Ma sai, piano piano, ho cominciato a rievocare i momenti che abbiamo
trascorso insieme e ho di nuovo sentito un guizzo di calore al cuore.
Allora ho capito. Ho capito che se io, nel mio piccolo, ti ho fatto
dono della mia amicizia, così come mi dicesti, tu me ne hai
fatto uno più bello. Mi hai reso parte della tua vita,
tenendomi nel tuo cuore per tanti anni, e so che un giorno noi ci
incontreremo di nuovo.

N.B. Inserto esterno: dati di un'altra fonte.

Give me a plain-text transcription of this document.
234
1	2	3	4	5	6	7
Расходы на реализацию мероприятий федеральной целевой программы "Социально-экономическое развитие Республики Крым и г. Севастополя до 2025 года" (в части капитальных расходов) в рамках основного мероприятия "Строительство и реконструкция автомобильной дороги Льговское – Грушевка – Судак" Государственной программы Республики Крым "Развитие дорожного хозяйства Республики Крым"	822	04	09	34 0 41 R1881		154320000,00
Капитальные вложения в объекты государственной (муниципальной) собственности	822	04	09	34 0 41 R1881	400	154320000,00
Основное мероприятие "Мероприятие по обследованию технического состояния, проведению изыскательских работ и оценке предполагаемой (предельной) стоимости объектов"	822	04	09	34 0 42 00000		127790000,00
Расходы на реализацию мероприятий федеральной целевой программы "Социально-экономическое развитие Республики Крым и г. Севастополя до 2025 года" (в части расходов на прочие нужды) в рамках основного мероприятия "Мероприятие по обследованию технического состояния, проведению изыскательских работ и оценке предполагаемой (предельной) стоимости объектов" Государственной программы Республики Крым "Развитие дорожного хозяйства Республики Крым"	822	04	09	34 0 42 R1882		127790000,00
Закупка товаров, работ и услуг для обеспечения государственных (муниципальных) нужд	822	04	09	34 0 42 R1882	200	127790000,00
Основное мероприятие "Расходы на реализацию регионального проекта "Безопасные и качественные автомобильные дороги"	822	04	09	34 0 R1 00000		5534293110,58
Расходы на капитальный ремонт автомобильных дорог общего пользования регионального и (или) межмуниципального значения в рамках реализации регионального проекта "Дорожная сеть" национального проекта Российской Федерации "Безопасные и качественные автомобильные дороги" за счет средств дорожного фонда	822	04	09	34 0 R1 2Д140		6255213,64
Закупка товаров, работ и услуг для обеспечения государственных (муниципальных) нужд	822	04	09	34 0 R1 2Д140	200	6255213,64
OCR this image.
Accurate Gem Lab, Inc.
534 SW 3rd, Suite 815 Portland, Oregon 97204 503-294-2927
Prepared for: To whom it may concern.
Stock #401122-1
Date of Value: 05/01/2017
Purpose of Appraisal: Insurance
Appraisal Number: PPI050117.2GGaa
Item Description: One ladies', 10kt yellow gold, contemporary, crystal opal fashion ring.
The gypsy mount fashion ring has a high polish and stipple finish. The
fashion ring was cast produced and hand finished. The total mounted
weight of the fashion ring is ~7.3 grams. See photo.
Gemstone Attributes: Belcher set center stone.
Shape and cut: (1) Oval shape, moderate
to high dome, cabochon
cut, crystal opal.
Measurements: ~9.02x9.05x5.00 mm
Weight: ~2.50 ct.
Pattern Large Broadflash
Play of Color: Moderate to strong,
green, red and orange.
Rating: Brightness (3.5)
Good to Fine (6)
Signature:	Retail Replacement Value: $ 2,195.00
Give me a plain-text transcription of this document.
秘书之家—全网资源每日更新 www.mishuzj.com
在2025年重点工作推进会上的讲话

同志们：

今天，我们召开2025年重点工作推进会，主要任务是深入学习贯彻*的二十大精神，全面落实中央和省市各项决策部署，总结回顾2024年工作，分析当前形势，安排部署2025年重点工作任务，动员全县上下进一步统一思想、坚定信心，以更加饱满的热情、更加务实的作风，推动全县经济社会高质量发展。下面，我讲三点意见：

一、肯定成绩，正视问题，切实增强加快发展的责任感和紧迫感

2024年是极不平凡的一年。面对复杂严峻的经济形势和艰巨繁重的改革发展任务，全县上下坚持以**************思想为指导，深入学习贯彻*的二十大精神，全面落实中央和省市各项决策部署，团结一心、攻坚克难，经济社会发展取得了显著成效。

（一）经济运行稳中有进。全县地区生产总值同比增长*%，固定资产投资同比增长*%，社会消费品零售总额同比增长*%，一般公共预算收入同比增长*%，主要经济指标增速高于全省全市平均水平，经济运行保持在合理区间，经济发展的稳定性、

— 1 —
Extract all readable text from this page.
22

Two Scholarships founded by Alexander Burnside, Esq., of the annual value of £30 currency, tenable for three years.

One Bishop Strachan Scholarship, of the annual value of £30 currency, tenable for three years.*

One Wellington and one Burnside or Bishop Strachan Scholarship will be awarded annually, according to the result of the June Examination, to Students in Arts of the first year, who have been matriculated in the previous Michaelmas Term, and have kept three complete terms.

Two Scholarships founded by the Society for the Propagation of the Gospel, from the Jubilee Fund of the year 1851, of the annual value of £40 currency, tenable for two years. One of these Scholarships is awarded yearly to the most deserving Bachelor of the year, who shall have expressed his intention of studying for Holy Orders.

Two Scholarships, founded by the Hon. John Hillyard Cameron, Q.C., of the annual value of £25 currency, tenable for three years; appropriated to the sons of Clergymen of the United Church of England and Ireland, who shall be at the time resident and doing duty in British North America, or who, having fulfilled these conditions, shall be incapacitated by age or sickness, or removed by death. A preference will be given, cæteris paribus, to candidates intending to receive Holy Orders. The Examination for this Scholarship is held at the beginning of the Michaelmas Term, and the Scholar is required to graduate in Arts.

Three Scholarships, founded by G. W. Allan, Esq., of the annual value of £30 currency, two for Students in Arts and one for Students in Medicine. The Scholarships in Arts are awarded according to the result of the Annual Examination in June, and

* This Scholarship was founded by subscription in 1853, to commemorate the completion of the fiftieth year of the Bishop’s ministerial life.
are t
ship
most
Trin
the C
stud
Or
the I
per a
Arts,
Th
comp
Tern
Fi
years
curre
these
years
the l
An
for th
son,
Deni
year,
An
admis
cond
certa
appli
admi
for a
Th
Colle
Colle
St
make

Ma fino ad allora, io manterrò la mia
promessa.”
In quel
momento Sdentato vide un pettirosso spiccare il volo da un
abete. Era così piccolo rispetto a lui, rettile maestoso,
eppure eccolo lì a ritagliarsi la sua fetta di cielo
librandosi leggero.
Il drago
sorrise.
“Sono
finalmente pronto a volare.”
***
Salve! Ho
rivisto oggi questo film che personalmente amo alla follia e quindi
eccomi qua, a buttar giù qualcosa su questa meravigliosa
coppia di protagonisti. Ho scritto la one shot con i soundtrack in
sottofondo e mi hanno ispirata ancora di più. Ciò
che intendevo portare alla luce è questa amicizia,
così profonda da arrivare a superare anche la morte, che
lega Hiccup e Sdentato. I pensieri finali del drago sono un
riadattamento della parte finale del cortometraggio Il dono
della Furia Buia che vi consiglio di vedere perché
mi ha davvero fatta sciogliere.
Spero che
questa storia vi sia piaciuta, attendo ansiosa eventuali responsi.